As Europe's leaders gathered in Rome to sign the new EU constitution seven politicians and business leaders gave their thoughts on what it could mean for Britain.
British consumers, British business and the British economy have all benefited from membership of the EU.
The Labour peer has advised Tony Blair on rural issues and is an EU-enthusiast
The public has enjoyed more choice and better value arising out of a more competitive market - one only has to look at the range and quality of cars available from across the EU.
Britain's long term relative economic decline has been arrested, and many economists would argue that membership of the EU has been a critical factor, as the protectionism of imperial and Commonwealth preference gave way to the fiercely competitive EU market.
However UK productivity still remains far short of that in Germany, France and most other western EU economies.
Britain has also been the main beneficiary in attracting investors from North America and Asia, keen to exploit the opportunities of the EU market, though it looks as if this benefit is now being eroded as investors are moving to the eurozone area because of our ambivalence about the single currency.
Businesses thrive in a stable political environment. The EU has delivered unprecedented peace to western Europe, and this stability seems likely to spread to the turbulent east as the new EU members recognise that this is one of the greatest attractions of participation.
The enlarged EU will offer further benefits to British business and consumers.
Sensible business people recognise, however, that institutional changes are necessary if the enlarged EU - which we all welcome - is to be manageable and accountable.
It is much harder to achieve agreement between 25 as opposed to 15 members and many of the administrative arrangements were designed for a six country EEC.
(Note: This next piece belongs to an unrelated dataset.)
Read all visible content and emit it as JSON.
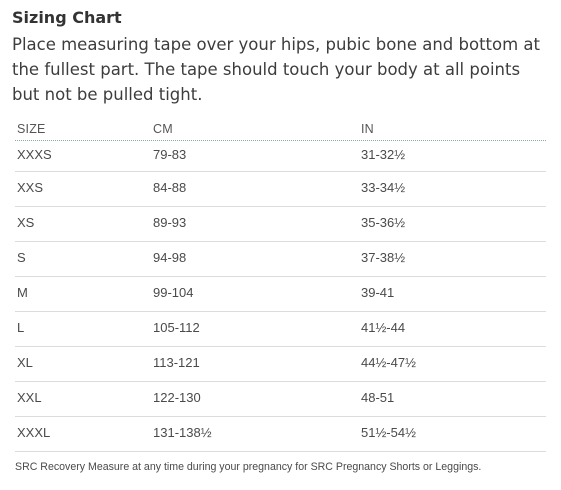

The constitution addresses these issues in many ways:
Streamlining the decision making process through a wider use of Qualified Majority Voting, whilst still requiring unanimity on the crucial areas of taxation, foreign and security policy
Simplifying the complex structure of EU treaties which have been agreed over many years
Making the Commission more accountable to the European and national parliaments in the policy making and delivery process
Improving the day to day effectiveness of the EU by the creation of a European Council president and a European foreign minister
Most of these changes are merely intended to improve the delivery of existing policies, although it makes sense to strengthen the EU's responsibilities for immigration and the environment, where European cooperation is in our best national interest.
But the constitution is much less significant in its impact on national sovereignty than most other treaties, notably the Single European Act, which Mrs Thatcher signed.
She rightly conceded primacy of the EU over national judiciaries with regard to various disputes related to the workings of the single market.
But there are others who argue for a radical renegotiation of existing treaty obligations including, for example, fisheries.
Withdrawal an option
This position seems somewhat unrealistic, because a renegotiation would require the agreement of all the other 24 members, and this would be highly unlikely because of the precedent it would set.
Besides even if we did withdraw from the Fishery Agreement, where would we sell all the British fish which we now export to France and Spain?
For sceptics who have understood the fallacy of this position, the treaty offers another option - that of total withdrawal from the EU.
The unravelling of 30 years of economic and political integration would be a perilous business.
Such a process would be slow, costly and create enormous uncertainty in currency and trading markets.
Stability over uncertainty?
Business would in such uncertainty find profitability and investment at risk.
And even if this hazardous path was embarked upon where would it lead - to the absurd position that Norway finds itself in, signing up to all the rules of the single market without being a voting member.
The other option of joining the North American Free Trade Area is even more farfetched.
Britain must sign up to the EU constitution because it will strengthen rather than weaken arrangements to make the European Single Market more effective.
Stability must prevail over uncertainty.
The constitution should be welcomed by British business for all these reasons.